The Mudcat Café TM
Thread #120805   Message #2661704
Posted By: SaltyWalt
21-Jun-09 - 05:36 PM
Thread Name: Riggy Rackin CD: Somewhere in Between
Subject: RE: Riggy Rackin CD: Somewhere in Between
Well, I've been trying to wait and let my elders weigh in on this CD, but I can't waits no more!

I've been listening to Riggy for years, enjoying his other recordings in the way we folkies often do: listening to specific songs when the mood hits, or when there's research to be done. This CD's different.
It pulls off something quite difficult. It walks the edge of "overproduction" without ever falling into the Abyss. It is a skill rarely found. Riggy has been performing for decades, and his experience shows in this accomplishment. I could comment on each song in turn, but it would begin to repeat the words "I'm not doing this justice" as I recognize again and again that to describe the subtle theatrics woven throughout would make them sound garish. They are not.

I'm very concious of the lure of a production value that make your recording sound so "professional" that it ceases to be folk music. We all want our recordings to sound good, to give fans good value for supporting us - not to offer them something that sounds like it was recorded in a basement on a shoebox recorder. I've heard a number of people miss the mark: Tracks too clean, reverb, unnecessary choruses or harmonies, pianos on sea chanteys, and other ways that dehumanize these tunes. Riggy gives a high quality product, clearly produced, that never sounds like it's from the "Folk / Sountrack" bargain bin.

I hear the echoes of ancient halls, medieval fanfare, the camaraderie of English fields and lonesome western trails, broken by gypsies dancing at a Jewish wedding, shipboard songs and a few more recent offerings. It asks you to sing along while demanding that you listen.

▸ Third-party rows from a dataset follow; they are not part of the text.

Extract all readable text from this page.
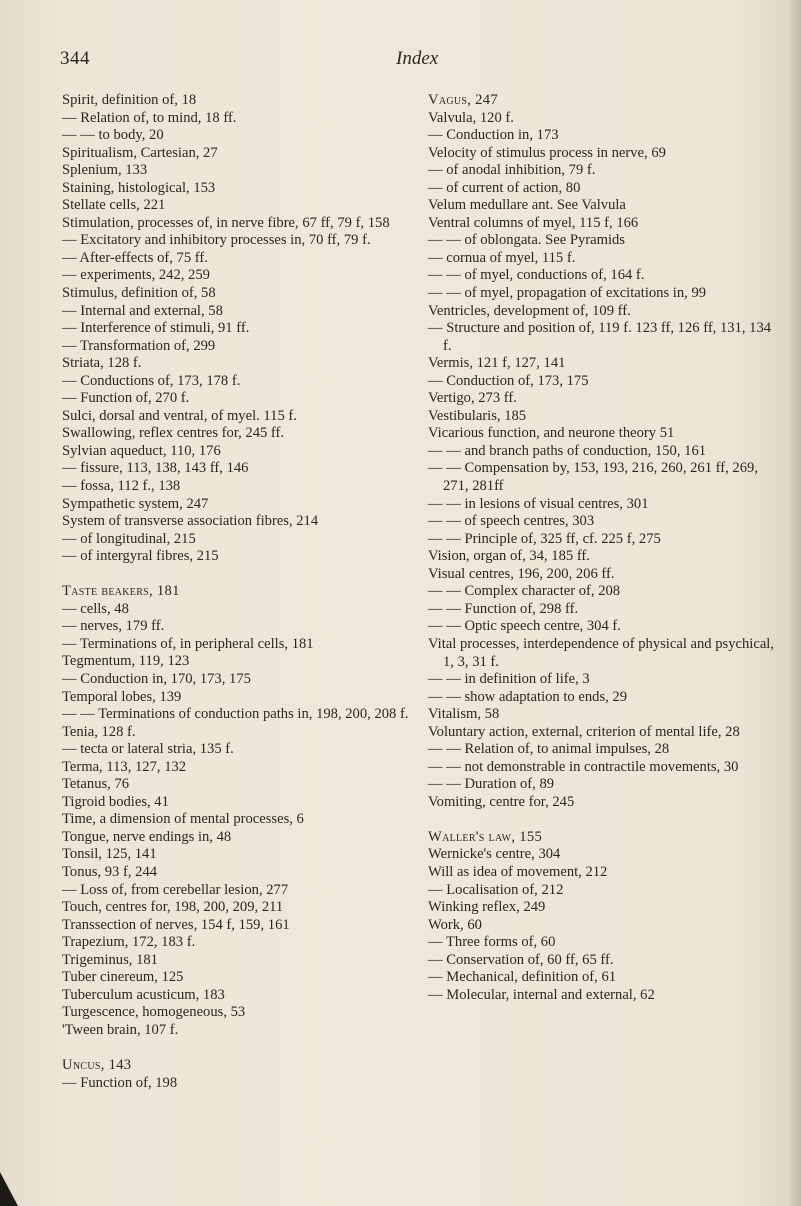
344	Index
Spirit, definition of, 18
— Relation of, to mind, 18 ff.
— — to body, 20
Spiritualism, Cartesian, 27
Splenium, 133
Staining, histological, 153
Stellate cells, 221
Stimulation, processes of, in nerve fibre, 67 ff, 79 f, 158
— Excitatory and inhibitory processes in, 70 ff, 79 f.
— After-effects of, 75 ff.
— experiments, 242, 259
Stimulus, definition of, 58
— Internal and external, 58
— Interference of stimuli, 91 ff.
— Transformation of, 299
Striata, 128 f.
— Conductions of, 173, 178 f.
— Function of, 270 f.
Sulci, dorsal and ventral, of myel. 115 f.
Swallowing, reflex centres for, 245 ff.
Sylvian aqueduct, 110, 176
— fissure, 113, 138, 143 ff, 146
— fossa, 112 f., 138
Sympathetic system, 247
System of transverse association fibres, 214
— of longitudinal, 215
— of intergyral fibres, 215
Taste beakers, 181
— cells, 48
— nerves, 179 ff.
— Terminations of, in peripheral cells, 181
Tegmentum, 119, 123
— Conduction in, 170, 173, 175
Temporal lobes, 139
— — Terminations of conduction paths in, 198, 200, 208 f.
Tenia, 128 f.
— tecta or lateral stria, 135 f.
Terma, 113, 127, 132
Tetanus, 76
Tigroid bodies, 41
Time, a dimension of mental processes, 6
Tongue, nerve endings in, 48
Tonsil, 125, 141
Tonus, 93 f, 244
— Loss of, from cerebellar lesion, 277
Touch, centres for, 198, 200, 209, 211
Transsection of nerves, 154 f, 159, 161
Trapezium, 172, 183 f.
Trigeminus, 181
Tuber cinereum, 125
Tuberculum acusticum, 183
Turgescence, homogeneous, 53
'Tween brain, 107 f.
Uncus, 143
— Function of, 198
Vagus, 247
Valvula, 120 f.
— Conduction in, 173
Velocity of stimulus process in nerve, 69
— of anodal inhibition, 79 f.
— of current of action, 80
Velum medullare ant. See Valvula
Ventral columns of myel, 115 f, 166
— — of oblongata. See Pyramids
— cornua of myel, 115 f.
— — of myel, conductions of, 164 f.
— — of myel, propagation of excitations in, 99
Ventricles, development of, 109 ff.
— Structure and position of, 119 f. 123 ff, 126 ff, 131, 134 f.
Vermis, 121 f, 127, 141
— Conduction of, 173, 175
Vertigo, 273 ff.
Vestibularis, 185
Vicarious function, and neurone theory 51
— — and branch paths of conduction, 150, 161
— — Compensation by, 153, 193, 216, 260, 261 ff, 269, 271, 281ff
— — in lesions of visual centres, 301
— — of speech centres, 303
— — Principle of, 325 ff, cf. 225 f, 275
Vision, organ of, 34, 185 ff.
Visual centres, 196, 200, 206 ff.
— — Complex character of, 208
— — Function of, 298 ff.
— — Optic speech centre, 304 f.
Vital processes, interdependence of physical and psychical, 1, 3, 31 f.
— — in definition of life, 3
— — show adaptation to ends, 29
Vitalism, 58
Voluntary action, external, criterion of mental life, 28
— — Relation of, to animal impulses, 28
— — not demonstrable in contractile movements, 30
— — Duration of, 89
Vomiting, centre for, 245
Waller's law, 155
Wernicke's centre, 304
Will as idea of movement, 212
— Localisation of, 212
Winking reflex, 249
Work, 60
— Three forms of, 60
— Conservation of, 60 ff, 65 ff.
— Mechanical, definition of, 61
— Molecular, internal and external, 62
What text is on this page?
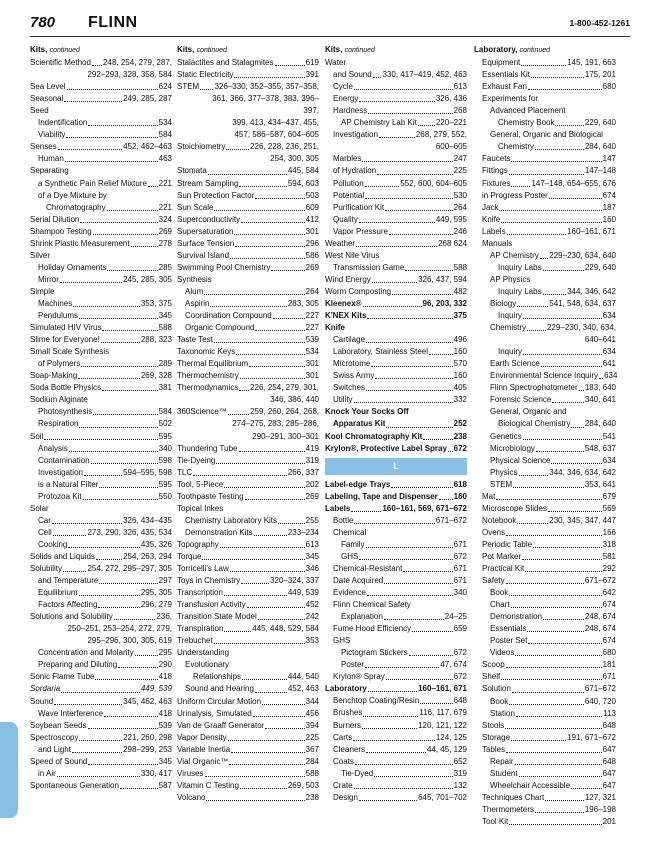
780 FLINN	1-800-452-1261
Kits, continued
Scientific Method 248, 254, 279, 287,
292–293, 328, 358, 584
Sea Level	624
Seasonal	249, 285, 287
Seed
Indentification	534
Viability	584
Senses	452, 462–463
Human	463
Separating
a Synthetic Pain Relief Mixture 221
of a Dye Mixture by
Chromatography	221
Serial Dilution	324
Shampoo Testing	269
Shrink Plastic Measurement	278
Silver
Holiday Ornaments	285
Mirror	245, 285, 305
Simple
Machines	353, 375
Pendulums	345
Simulated HIV Virus	588
Slime for Everyone!	288, 323
Small Scale Synthesis
of Polymers	289
Soap-Making	269, 328
Soda Bottle Physics	381
Sodium Alginate
Photosynthesis	584
Respiration	502
Soil	595
Analysis	340
Contamination	598
Investigation	594–595, 598
is a Natural Filter	595
Protozoa Kit	550
Solar
Car	326, 434–435
Cell	273, 290, 326, 435, 534
Cooking	435, 326
Solids and Liquids	254, 263, 294
Solubility	254, 272, 295–297, 305
and Temperature	297
Equilibrium	295, 305
Factors Affecting	296, 279
Solutions and Solubility	236,
250–251, 253–254, 272, 279,
295–296, 300, 305, 619
Concentration and Molarity	295
Preparing and Diluting	290
Sonic Flame Tube	418
Sordaria	449, 539
Sound	345, 462, 463
Wave Interference	418
Soybean Seeds	539
Spectroscopy	221, 260, 298
and Light	298–299, 253
Speed of Sound	345
in Air	330, 417
Spontaneous Generation	587
Kits, continued
Stalactites and Stalagmites	619
Static Electricity	391
STEM 326–330, 352–355, 357–358,
361, 366, 377–378, 383, 396–397,
399, 413, 434–437, 455,
457, 586–587, 604–605
Stoichiometry	226, 228, 236, 251,
254, 300, 305
Stomata	445, 584
Stream Sampling	594, 603
Sun Protection Factor	503
Sun Scale	609
Superconductivity	412
Supersaturation	301
Surface Tension	296
Survival Island	586
Swimming Pool Chemistry	269
Synthesis
Alum	264
Aspirin	283, 305
Coordination Compound	227
Organic Compound	227
Taste Test	539
Taxonomic Keys	534
Thermal Equilibrium	301
Thermochemistry	301
Thermodynamics 226, 254, 279, 301,
346, 386, 440
360Science™	259, 260, 264, 268,
274–275, 283, 285–286,
290–291, 300–301
Thundering Tube	419
Tie-Dyeing	319
TLC	266, 337
Tool, 5-Piece	202
Toothpaste Testing	269
Topical Inkes
Chemistry Laboratory Kits	255
Demonstration Kits	233–234
Topography	613
Torque	345
Torricelli's Law	346
Toys in Chemistry	320–324, 337
Transcription	449, 539
Transfusion Activity	452
Transition State Model	242
Transpiration	445, 448, 529, 584
Trebuchet	353
Understanding
Evolutionary
Relationships	444, 540
Sound and Hearing	452, 463
Uniform Circular Motion	344
Urinalysis, Simulated	456
Van de Graaff Generator	394
Vapor Density	225
Variable Inertia	367
Vial Organic™	284
Viruses	588
Vitamin C Testing	269, 503
Volcano	238
Kits, continued
Water
and Sound 330, 417–419, 452, 463
Cycle	613
Energy	326, 436
Hardness	268
AP Chemistry Lab Kit 220–221
Investigation	268, 279, 552,
600–605
Marbles	247
of Hydration	225
Pollution	552, 600, 604–605
Potential	530
Purification Kit	264
Quality	449, 595
Vapor Pressure	246
Weather	268 624
West Nile Virus
Transmission Game	588
Wind Energy	326, 437, 594
Worm Composting	482
Kleenex®	96, 203, 332
K'NEX Kits	375
Knife
Cartilage	496
Laboratory, Stainless Steel	160
Microtome	570
Swiss Army	160
Switches	405
Utility	332
Knock Your Socks Off
Apparatus Kit	252
Kool Chromatography Kit	238
Krylon®, Protective Label Spray 672
L
Label-edge Trays	618
Labeling, Tape and Dispenser 160
Labels	160–161, 569, 671–672
Bottle	671–672
Chemical
Family	671
GHS	672
Chemical-Resistant	671
Date Acquired	671
Evidence	340
Flinn Chemical Safety
Explanation	24–25
Fume Hood Efficiency	659
GHS
Pictogram Stickers	672
Poster	47, 674
Krylon® Spray	672
Laboratory	160–161, 671
Benchtop Coating/Resin	648
Brushes	116, 117, 679
Burners	120, 121, 122
Carts	124, 125
Cleaners	44, 45, 129
Coats	652
Tie-Dyed	319
Crate	132
Design	645, 701–702
Laboratory, continued
Equipment	145, 191, 663
Essentials Kit	175, 201
Exhaust Fan	680
Experiments for
Advanced Placement
Chemistry Book	229, 640
General, Organic and Biological
Chemistry	284, 640
Faucets	147
Fittings	147–148
Fixtures	147–148, 654–655, 676
in Progress Poster	674
Jack	187
Knife	160
Labels	160–161, 671
Manuals
AP Chemistry 229–230, 634, 640
Inquiry Labs	229, 640
AP Physics
Inquiry Labs	344, 346, 642
Biology	541, 548, 634, 637
Inquiry	634
Chemistry	229–230, 340, 634,
640–641
Inquiry	634
Earth Science	641
Environmental Science Inquiry 634
Flinn Spectrophotometer 183, 640
Forensic Science	340, 641
General, Organic and
Biological Chemistry 284, 640
Genetics	541
Microbiology	548, 637
Physical Science	634
Physics	344, 346, 634, 642
STEM	353, 641
Mat	679
Microscope Slides	569
Notebook	230, 345, 347, 447
Ovens	166
Periodic Table	318
Pot Marker	581
Practical Kit	292
Safety	671–672
Book	642
Chart	674
Demonstration	248, 674
Essentials	248, 674
Poster Set	674
Videos	680
Scoop	181
Shelf	671
Solution	671–672
Book	640, 720
Station	113
Stools	648
Storage	191, 671–672
Tables	647
Repair	648
Student	647
Wheelchair Accessible	647
Techniques Chart	127, 321
Thermometers	196–198
Tool Kit	201
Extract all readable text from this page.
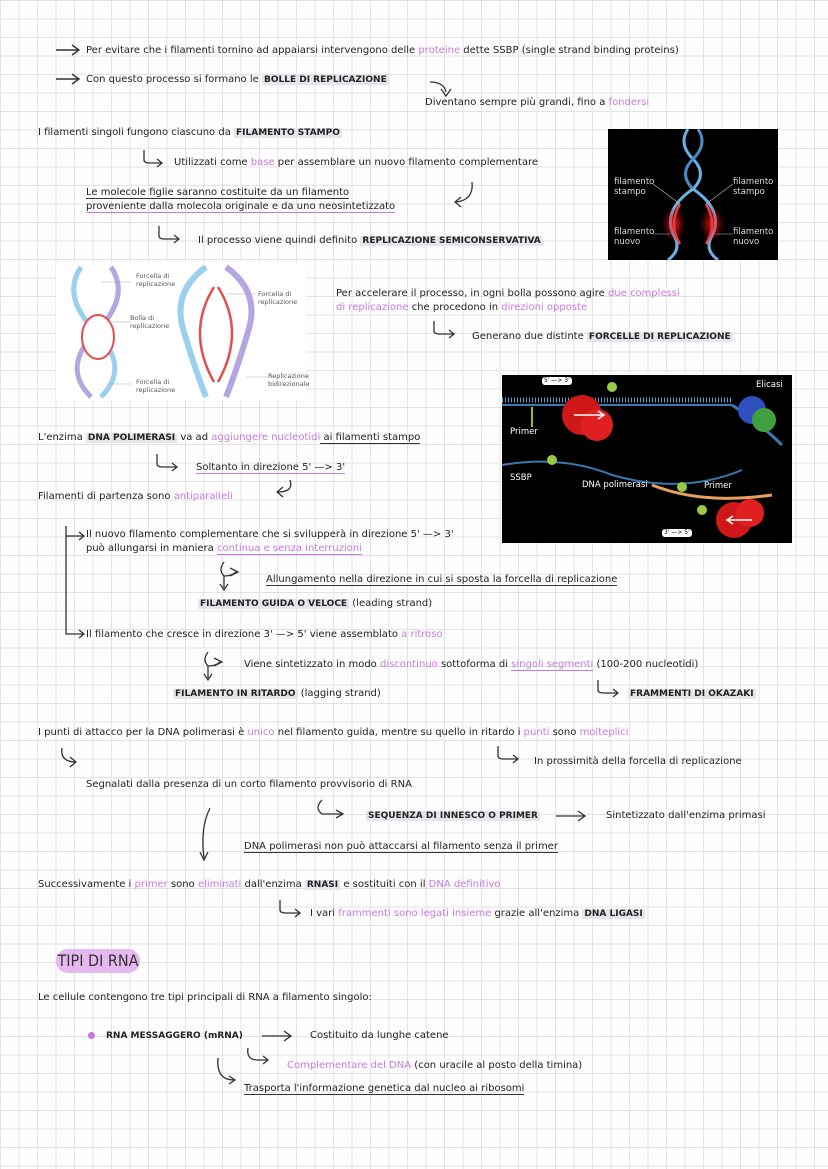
Per evitare che i filamenti tornino ad appaiarsi intervengono delle proteine dette SSBP (single strand binding proteins)
Con questo processo si formano le BOLLE DI REPLICAZIONE
Diventano sempre più grandi, fino a fondersi
I filamenti singoli fungono ciascuno da FILAMENTO STAMPO
Utilizzati come base per assemblare un nuovo filamento complementare
Le molecole figlie saranno costituite da un filamento
proveniente dalla molecola originale e da uno neosintetizzato
Il processo viene quindi definito REPLICAZIONE SEMICONSERVATIVA
filamento
stampo
filamento
stampo
filamento
nuovo
filamento
nuovo
Forcella di
replicazione
Bolla di
replicazione
Forcella di
replicazione
Forcella di
replicazione
Replicazione
bidirezionale
Per accelerare il processo, in ogni bolla possono agire due complessi
di replicazione che procedono in direzioni opposte
Generano due distinte FORCELLE DI REPLICAZIONE
5' —> 3'	Elicasi
Primer
SSBP
DNA polimerasi	Primer
3' —> 5'
L'enzima DNA POLIMERASI va ad aggiungere nucleotidi ai filamenti stampo
Soltanto in direzione 5' —> 3'
Filamenti di partenza sono antiparalleli
Il nuovo filamento complementare che si svilupperà in direzione 5' —> 3'
può allungarsi in maniera continua e senza interruzioni
Allungamento nella direzione in cui si sposta la forcella di replicazione
FILAMENTO GUIDA O VELOCE (leading strand)
Il filamento che cresce in direzione 3' —> 5' viene assemblato a ritroso
Viene sintetizzato in modo discontinuo sottoforma di singoli segmenti (100-200 nucleotidi)
FILAMENTO IN RITARDO (lagging strand)	FRAMMENTI DI OKAZAKI
I punti di attacco per la DNA polimerasi è unico nel filamento guida, mentre su quello in ritardo i punti sono molteplici
In prossimità della forcella di replicazione
Segnalati dalla presenza di un corto filamento provvisorio di RNA
SEQUENZA DI INNESCO O PRIMER	Sintetizzato dall'enzima primasi
DNA polimerasi non può attaccarsi al filamento senza il primer
Successivamente i primer sono eliminati dall'enzima RNASI e sostituiti con il DNA definitivo
I vari frammenti sono legati insieme grazie all'enzima DNA LIGASI
TIPI DI RNA
Le cellule contengono tre tipi principali di RNA a filamento singolo:
RNA MESSAGGERO (mRNA)	Costituito da lunghe catene
Complementare del DNA (con uracile al posto della timina)
Trasporta l'informazione genetica dal nucleo ai ribosomi
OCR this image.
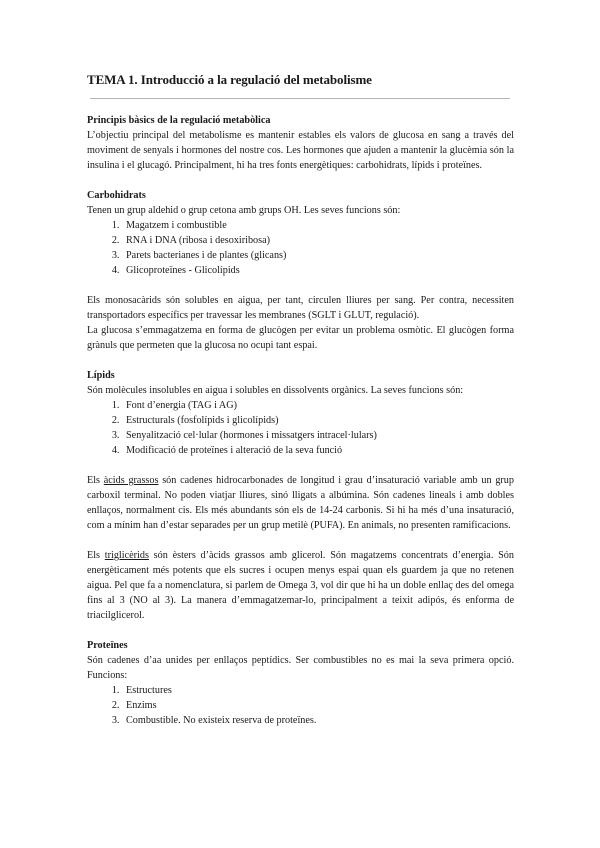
TEMA 1. Introducció a la regulació del metabolisme
Principis bàsics de la regulació metabòlica

L’objectiu principal del metabolisme es mantenir estables els valors de glucosa en sang a través del moviment de senyals i hormones del nostre cos. Les hormones que ajuden a mantenir la glucèmia són la insulina i el glucagó. Principalment, hi ha tres fonts energètiques: carbohidrats, lípids i proteïnes.

Carbohidrats

Tenen un grup aldehid o grup cetona amb grups OH. Les seves funcions són:

1. Magatzem i combustible
2. RNA i DNA (ribosa i desoxiribosa)
3. Parets bacterianes i de plantes (glicans)
4. Glicoproteïnes - Glicolípids

Els monosacàrids són solubles en aigua, per tant, circulen lliures per sang. Per contra, necessiten transportadors específics per travessar les membranes (SGLT i GLUT, regulació).

La glucosa s’emmagatzema en forma de glucògen per evitar un problema osmòtic. El glucògen forma grànuls que permeten que la glucosa no ocupi tant espai.

Lípids

Són molècules insolubles en aigua i solubles en dissolvents orgànics. La seves funcions són:

1. Font d’energia (TAG i AG)
2. Estructurals (fosfolípids i glicolípids)
3. Senyalització cel·lular (hormones i missatgers intracel·lulars)
4. Modificació de proteïnes i alteració de la seva funció

Els àcids grassos són cadenes hidrocarbonades de longitud i grau d’insaturació variable amb un grup carboxil terminal. No poden viatjar lliures, sinó lligats a albúmina. Són cadenes lineals i amb dobles enllaços, normalment cis. Els més abundants són els de 14-24 carbonis. Si hi ha més d’una insaturació, com a mínim han d’estar separades per un grup metilè (PUFA). En animals, no presenten ramificacions.

Els triglicèrids són èsters d’àcids grassos amb glicerol. Són magatzems concentrats d’energia. Són energèticament més potents que els sucres i ocupen menys espai quan els guardem ja que no retenen aigua. Pel que fa a nomenclatura, si parlem de Omega 3, vol dir que hi ha un doble enllaç des del omega fins al 3 (NO al 3). La manera d’emmagatzemar-lo, principalment a teixit adipós, és enforma de triacilglicerol.

Proteïnes

Són cadenes d’aa unides per enllaços peptídics. Ser combustibles no es mai la seva primera opció. Funcions:

1. Estructures
2. Enzims
3. Combustible. No existeix reserva de proteïnes.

It shows Riggy's desire to give us different versions of songs, sometimes just by making familiar ones new again. For example; In the "Staines Morris" and "Younger Everday" there are a few (slight)theatrical flourishes that take one's mind not so much to a renaissance faire, as to that idealized place of pagentry that that probably first drew most of us to this music anyway. Irish songs so delightfully understated where most performers would camp them up.

A Canter's voice with a firmness of back up that reminds me of the best (and least dated) songs of the 60's Folk Rock.

Don't let the track titles fool you though, a few of the ones that I didn't recognize by title are actually renamed favorites.

This CD is a good representation of Riggy's repitoire, its flavors and imagination, as I've heard it over a few years.